Les entreprises multinationales, ce sont celles qui créent à partir de leur position nationale, de nombreuses et importantes filiales de production et de commercialisation dans les autres pays du monde. Leur emprise se poursuit depuis la dernière guerre mondiale à un rythme de plus en plus rapide. En majorité américaines, elles représentent un phénomène caractéristique de la situation économique moderne. Après s’être imposée en force aux États-Unis, la concentration économique envahit peu à peu les zones européenne, japonaise, canadienne : aux États-Unis, quelques géants industriels contrôlent environ 80 % de chacun des principaux secteurs de la vie économique ; dès 1980, des groupes de même importance assureront 65 % du chiffre d’affaires de l’industrie allemande ; une cinquantaine de grandes entreprises mondiales réalisent des chiffres d’affaires supérieurs au produit national brut de pays industrialisés de l’importance de la Belgique ou de la Hollande !

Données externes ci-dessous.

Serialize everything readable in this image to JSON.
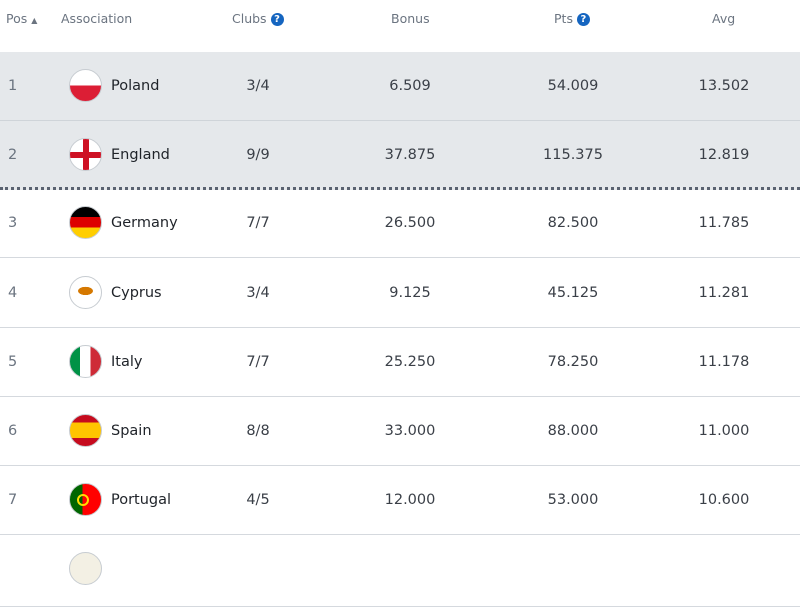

L’objectif de ces firmes est évident : recherche de la croissance avec le maximum de rentabilité afin de financer toujours plus de croissance ; pour ce faire, elles se diversifient dans des branches dont elles ignorent au départ la technologie (parmi de multiples exemples, citons Volkswagen qui investit dans l’agriculture brésilienne !) ; si nécessaire elles n ’hésitent pas à retarder la mise en œuvre de certaines inventions technologiques qui feraient perdre le bénéfice attendu de l’innovation ancienne.

Ces entreprises sont amenées à entretenir des liens étroits avec les centres de décision politiques, économiques et plus encore financiers et bancaires. Leurs dirigeants sont en général obsédés par cette « plus-value de pouvoir », bien analysée par Gérard Mendel [3] qui les pousse à se heurter, plus ou moins ouvertement aux objectifs des politiques nationales et sociales des pays dans lesquels elles sont implantées.

Ces réalités sont en elles-mêmes assez sinistres et le slogan selon lequel les multinationales feraient le jeu d’un capitalisme monopoliste de l’État ne fait qu’abuser l’opinion. Ce qui frappe au contraire, c’est le conflit croissant entre les états nationaux souvent incapables de dominer les moyens de la technologie et ces firmes multinationales qui parviennent à manipuler le système des prix et des marchés par-delà les frontières nationales. On a vu récemment le gouvernement français proposer que les états se substituent aux grandes compagnies pétrolières pour discuter avec les principaux pays exportateurs de pétrole ; de tels conflits illustrent parfaitement les blocages imposés aux pays industriels par leurs structures nationales ! On n’éludera pas longtemps la nécessité d’instituer des pouvoirs politiques à la mesure des firmes supranationales, c’est-à-dire pour le moins à l’échelle des grandes zones géographiques du globe : l’organisation de grandes régions géographiques paraît une étape indispensable vers la société planétaire qui d’ailleurs une fois instituée ne cessera pas de s’appuyer sur elles.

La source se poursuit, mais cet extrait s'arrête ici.